Personal information
- Nickname: "Sláva"
- Born: 25 February 1958 (age 67) Milevsko, Czechoslovakia
- Home town: Milevsko, Czech Republic

Darts information
- Playing darts since: 1980
- Darts: 21g Bull's
- Laterality: Right-handed
- Walk-on music: "Být stále mlád" by Karel Gott

Organisation (see split in darts)
- BDO: 2005–2007
- PDC: 2007–

WDF major events – best performances
- World Masters: Last 384: 2006

PDC premier events – best performances
- World Ch'ship: Last 64: 2008

Other tournament wins
| PDC East Europe Qualifier | 2007 |

Medal record
Men's Darts
Representing Czech Republic
EDU European Ch'ship
| Bronze medal – third place | 2006 Umag | Men's cricket |

= Miloslav Navrátil =

Czech darts player

Miloslav Navrátil (born 25 February 1958) is a Czech professional darts player who plays in Professional Darts Corporation (PDC) events.

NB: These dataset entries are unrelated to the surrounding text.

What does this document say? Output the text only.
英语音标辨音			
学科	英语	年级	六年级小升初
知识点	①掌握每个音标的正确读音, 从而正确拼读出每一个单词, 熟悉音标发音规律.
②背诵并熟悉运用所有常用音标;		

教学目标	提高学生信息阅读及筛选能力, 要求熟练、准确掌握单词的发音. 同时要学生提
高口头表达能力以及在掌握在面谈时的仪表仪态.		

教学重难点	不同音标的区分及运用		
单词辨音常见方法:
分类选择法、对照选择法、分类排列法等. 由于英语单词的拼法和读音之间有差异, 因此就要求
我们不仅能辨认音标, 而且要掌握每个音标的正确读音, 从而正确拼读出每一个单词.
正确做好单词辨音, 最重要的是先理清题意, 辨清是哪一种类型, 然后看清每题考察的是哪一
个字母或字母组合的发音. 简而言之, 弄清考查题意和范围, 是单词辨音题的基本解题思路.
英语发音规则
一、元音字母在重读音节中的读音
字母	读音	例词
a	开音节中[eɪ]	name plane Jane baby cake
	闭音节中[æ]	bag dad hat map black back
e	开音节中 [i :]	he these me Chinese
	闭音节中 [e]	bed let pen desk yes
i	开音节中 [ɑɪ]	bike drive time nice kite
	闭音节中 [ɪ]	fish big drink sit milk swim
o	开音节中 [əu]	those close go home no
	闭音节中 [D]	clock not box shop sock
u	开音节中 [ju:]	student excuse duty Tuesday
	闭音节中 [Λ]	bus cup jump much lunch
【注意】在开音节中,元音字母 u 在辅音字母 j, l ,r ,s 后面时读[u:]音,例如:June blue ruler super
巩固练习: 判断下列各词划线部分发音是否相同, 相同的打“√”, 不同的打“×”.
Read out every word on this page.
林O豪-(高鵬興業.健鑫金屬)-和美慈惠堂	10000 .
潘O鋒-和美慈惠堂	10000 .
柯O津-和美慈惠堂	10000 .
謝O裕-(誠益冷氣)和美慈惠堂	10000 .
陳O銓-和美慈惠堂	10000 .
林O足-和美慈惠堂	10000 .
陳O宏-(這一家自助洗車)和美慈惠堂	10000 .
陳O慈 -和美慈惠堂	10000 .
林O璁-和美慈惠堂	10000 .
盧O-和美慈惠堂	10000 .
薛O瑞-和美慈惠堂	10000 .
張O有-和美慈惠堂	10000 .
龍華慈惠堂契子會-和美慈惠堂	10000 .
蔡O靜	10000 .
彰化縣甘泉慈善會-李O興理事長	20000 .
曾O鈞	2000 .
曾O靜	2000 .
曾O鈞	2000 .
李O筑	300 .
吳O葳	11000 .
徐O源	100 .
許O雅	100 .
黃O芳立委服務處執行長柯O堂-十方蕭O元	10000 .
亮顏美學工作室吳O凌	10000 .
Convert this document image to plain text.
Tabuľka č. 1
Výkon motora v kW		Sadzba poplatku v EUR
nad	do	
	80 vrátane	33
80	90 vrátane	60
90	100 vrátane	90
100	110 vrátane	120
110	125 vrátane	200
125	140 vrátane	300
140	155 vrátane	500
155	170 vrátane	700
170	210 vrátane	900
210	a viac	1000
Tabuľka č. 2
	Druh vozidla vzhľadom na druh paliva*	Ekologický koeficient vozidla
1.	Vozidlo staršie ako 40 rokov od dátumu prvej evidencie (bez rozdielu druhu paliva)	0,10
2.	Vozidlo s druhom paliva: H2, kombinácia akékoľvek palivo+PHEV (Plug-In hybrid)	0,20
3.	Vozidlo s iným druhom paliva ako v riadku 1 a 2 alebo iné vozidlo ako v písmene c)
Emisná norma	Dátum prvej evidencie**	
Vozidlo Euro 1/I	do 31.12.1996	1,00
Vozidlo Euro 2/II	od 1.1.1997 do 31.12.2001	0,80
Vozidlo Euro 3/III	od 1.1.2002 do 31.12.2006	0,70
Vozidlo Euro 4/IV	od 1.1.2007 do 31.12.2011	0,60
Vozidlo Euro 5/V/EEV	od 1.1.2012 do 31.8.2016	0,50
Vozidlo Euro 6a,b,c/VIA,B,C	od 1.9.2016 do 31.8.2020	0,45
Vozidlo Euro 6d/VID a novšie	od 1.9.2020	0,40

Navrátil won the 2007 PDC World East European Qualifying Event beating fellow countryman Petr Tous in the final. It earned him a place in the 2008 PDC World Darts Championship. He defeated Filipino Rizal Barellano 5-0 in the preliminary round and faced Andy Jenkins in the first round, eventually losing 3-2. He earned £4,000 for his efforts, but since then he has only managed to earn £325 over nine tournaments. He failed to qualify for the inaugural European Darts Championship and also failed to qualify for the 2009 PDC World Darts Championship.